If you are planning to claim a loss in the income-tax return, which you would like to carry forward, the same can be done, only if the return is filed by the due date. If this filing deadline is not met, then the loss claimed would not be allowed to be carried forward for future set off against income.



9. File By Due Date & In the Right Tax Jurisdiction

After the tax return is filled in, the next step is to file it appropriately, by the due date. For individuals having salary and interest income only, the due date of filing the tax return for the financial year 2008-09 is July 31, 2009. The return may be filed either electronically or in printed form.
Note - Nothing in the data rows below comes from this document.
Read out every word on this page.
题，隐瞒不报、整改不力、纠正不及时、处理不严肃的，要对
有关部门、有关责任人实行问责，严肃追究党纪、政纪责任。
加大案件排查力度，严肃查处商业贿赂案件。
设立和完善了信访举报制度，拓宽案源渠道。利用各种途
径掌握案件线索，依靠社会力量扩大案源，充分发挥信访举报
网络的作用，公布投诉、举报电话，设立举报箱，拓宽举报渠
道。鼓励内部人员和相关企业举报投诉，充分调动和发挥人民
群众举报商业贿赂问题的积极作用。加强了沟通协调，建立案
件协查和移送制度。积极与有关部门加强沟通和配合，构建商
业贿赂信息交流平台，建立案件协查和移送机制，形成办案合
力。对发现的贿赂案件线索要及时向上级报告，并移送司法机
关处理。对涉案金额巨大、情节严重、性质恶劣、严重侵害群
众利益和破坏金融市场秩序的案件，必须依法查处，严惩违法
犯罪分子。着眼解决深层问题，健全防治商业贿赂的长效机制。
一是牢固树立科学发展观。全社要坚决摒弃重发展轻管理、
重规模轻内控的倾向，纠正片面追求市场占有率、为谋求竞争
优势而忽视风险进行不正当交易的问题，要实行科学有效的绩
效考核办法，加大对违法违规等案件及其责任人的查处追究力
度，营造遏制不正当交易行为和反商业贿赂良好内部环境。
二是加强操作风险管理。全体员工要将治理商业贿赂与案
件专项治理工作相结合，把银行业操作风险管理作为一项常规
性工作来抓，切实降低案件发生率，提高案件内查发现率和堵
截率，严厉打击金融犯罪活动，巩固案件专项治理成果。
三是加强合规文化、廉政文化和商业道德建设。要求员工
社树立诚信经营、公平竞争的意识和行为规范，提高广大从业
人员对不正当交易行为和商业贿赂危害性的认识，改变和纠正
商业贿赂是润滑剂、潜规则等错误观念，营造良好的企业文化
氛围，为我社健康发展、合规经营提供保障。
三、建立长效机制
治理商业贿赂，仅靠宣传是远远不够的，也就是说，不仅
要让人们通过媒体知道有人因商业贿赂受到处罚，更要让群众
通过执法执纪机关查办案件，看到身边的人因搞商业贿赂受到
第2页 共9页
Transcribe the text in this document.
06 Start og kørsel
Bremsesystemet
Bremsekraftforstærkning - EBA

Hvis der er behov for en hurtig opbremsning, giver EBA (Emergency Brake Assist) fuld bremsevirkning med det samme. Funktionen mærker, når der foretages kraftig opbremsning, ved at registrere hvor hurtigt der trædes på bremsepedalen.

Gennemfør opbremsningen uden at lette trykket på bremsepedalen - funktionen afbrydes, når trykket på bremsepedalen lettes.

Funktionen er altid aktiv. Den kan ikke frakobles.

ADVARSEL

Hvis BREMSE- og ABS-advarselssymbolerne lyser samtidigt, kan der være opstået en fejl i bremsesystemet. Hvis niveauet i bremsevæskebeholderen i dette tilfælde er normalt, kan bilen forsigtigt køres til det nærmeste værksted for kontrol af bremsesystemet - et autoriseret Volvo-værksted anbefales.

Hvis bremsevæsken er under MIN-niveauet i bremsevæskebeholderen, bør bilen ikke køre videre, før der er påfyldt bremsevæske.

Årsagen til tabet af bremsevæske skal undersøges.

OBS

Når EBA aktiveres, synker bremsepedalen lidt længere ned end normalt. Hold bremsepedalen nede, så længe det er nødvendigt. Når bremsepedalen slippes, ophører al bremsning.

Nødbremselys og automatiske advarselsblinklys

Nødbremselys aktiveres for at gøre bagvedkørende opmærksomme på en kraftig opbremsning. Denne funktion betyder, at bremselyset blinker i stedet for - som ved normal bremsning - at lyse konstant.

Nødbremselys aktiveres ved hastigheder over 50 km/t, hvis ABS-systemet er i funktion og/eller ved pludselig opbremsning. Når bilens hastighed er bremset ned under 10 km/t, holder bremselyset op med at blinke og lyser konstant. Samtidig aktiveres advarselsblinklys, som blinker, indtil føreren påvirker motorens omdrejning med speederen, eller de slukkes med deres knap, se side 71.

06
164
In few cases, even the electronically-filed return has to be filed in printed form within a given time period.

"One must also ensure that the return is filed with the right tax officer (tax jurisdiction). This is determined based on the address of the individual. In case of salaried employees, the jurisdiction is determined by particulars of the employer," informs Vasal.

The proof of filing the return is the acknowledgement, which is stamped and signed by the tax officer and a copy is returned to the individual.
One important thing to remember is whether it is electronic filing or paper filing, now individuals do not have to attach any document or attachment with the return of income.



10. Maintain Documents For Future Reference

The documents based on which the return is prepared may be requested at a later stage by the Income Tax Officer to check the correctness of the claims made. Failure to submit details may lead to disallowance of the deduction claimed, resulting in an increase in the tax liability or a decrease in refund. "Hence, it is advisable that all the documents required to substantiate the return are maintained by the tax payer for future reference," says Vasal.

These are the few important points which you should bear in mind while filing your return. The golden rule is to be organised in your paper work and be timely in paying tax and filing the tax return.